Los ejemplos de leyes perjudiciales motivadas por sentimientos igualitarios son, por supuesto, legión. Forman el modelo del aparato redistributivo del Estado del bienestar moderno. Un caso especialmente clásico fue la subida en 1990 de los impuestos especiales sobre barcos, aviones y joyas. Los promotores del proyecto de ley en el Congreso partían de la base de que sólo los ricos compran barcos, aviones y joyas. Gravar esos objetos daría una lección a los ricos, ayudaría a reducir la brecha entre “los que tienen” y “los que no tienen” y recaudaría 31 millones de dólares en nuevos ingresos para el Tesoro federal en 1991.

Lo que realmente ocurrió fue muy distinto.
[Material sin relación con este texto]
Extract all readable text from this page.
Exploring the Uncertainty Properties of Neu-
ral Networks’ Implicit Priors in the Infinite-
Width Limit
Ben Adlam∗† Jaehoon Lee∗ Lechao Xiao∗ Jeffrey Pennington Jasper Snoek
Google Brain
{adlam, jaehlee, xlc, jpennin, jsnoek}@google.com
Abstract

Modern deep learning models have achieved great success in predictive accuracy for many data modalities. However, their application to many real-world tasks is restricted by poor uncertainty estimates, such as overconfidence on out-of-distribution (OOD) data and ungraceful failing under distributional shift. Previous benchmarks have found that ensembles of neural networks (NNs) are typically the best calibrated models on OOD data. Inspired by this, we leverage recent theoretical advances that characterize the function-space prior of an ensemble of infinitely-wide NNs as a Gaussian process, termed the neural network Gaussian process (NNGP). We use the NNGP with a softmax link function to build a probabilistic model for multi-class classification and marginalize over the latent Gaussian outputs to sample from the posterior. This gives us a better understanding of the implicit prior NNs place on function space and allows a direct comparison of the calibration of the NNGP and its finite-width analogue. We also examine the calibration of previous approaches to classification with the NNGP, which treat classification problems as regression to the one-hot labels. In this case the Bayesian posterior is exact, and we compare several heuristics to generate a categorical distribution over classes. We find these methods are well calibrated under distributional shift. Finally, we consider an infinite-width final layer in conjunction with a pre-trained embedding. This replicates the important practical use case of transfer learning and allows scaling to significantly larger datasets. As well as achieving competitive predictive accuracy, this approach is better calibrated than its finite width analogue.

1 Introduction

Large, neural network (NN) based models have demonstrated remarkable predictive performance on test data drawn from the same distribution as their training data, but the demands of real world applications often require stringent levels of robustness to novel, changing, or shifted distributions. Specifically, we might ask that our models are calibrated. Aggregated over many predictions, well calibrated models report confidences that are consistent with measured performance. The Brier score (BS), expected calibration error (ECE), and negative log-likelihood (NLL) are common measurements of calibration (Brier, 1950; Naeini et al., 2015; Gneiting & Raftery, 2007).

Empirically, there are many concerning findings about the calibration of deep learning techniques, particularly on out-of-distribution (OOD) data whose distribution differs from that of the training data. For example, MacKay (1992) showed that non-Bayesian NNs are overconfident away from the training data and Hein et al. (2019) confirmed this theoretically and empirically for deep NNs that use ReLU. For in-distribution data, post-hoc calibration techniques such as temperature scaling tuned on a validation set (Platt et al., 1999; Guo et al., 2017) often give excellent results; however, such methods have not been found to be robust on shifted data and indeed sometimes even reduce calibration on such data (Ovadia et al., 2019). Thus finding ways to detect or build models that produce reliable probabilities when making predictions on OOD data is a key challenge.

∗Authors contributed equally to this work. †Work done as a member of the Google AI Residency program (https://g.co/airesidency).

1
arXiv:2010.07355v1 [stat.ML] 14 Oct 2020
Un estudio posterior realizado por economistas para el Comité Económico Conjunto del Congreso demostró que los ricos no se alinearon junto al rebaño para ser esquilmados: La recaudación total de los nuevos impuestos en 1991 fue de sólo 16,6 millones de dólares. El sector náutico fue el más afectado, con 7.600 puestos de trabajo destruidos. En la industria aeronáutica, 1.470 personas perdieron su empleo. Y en la fabricación de joyas, 330 se sumaron a las filas del paro para que los congresistas pudieran tranquilizar sus conciencias igualitarias.

Esos empleos perdidos, según el estudio, supusieron un desembolso de 24,2 millones de dólares en subsidios de desempleo. Así es: entraron 16,6 millones de dólares y salieron 24,2 millones, lo que supuso una pérdida neta de 7,6 millones para el deficitario Tesoro. Para promover la causa de la igualdad económica mediante una medida punitiva, el Congreso no consiguió otra cosa que hacernos a casi todos un poco más pobres.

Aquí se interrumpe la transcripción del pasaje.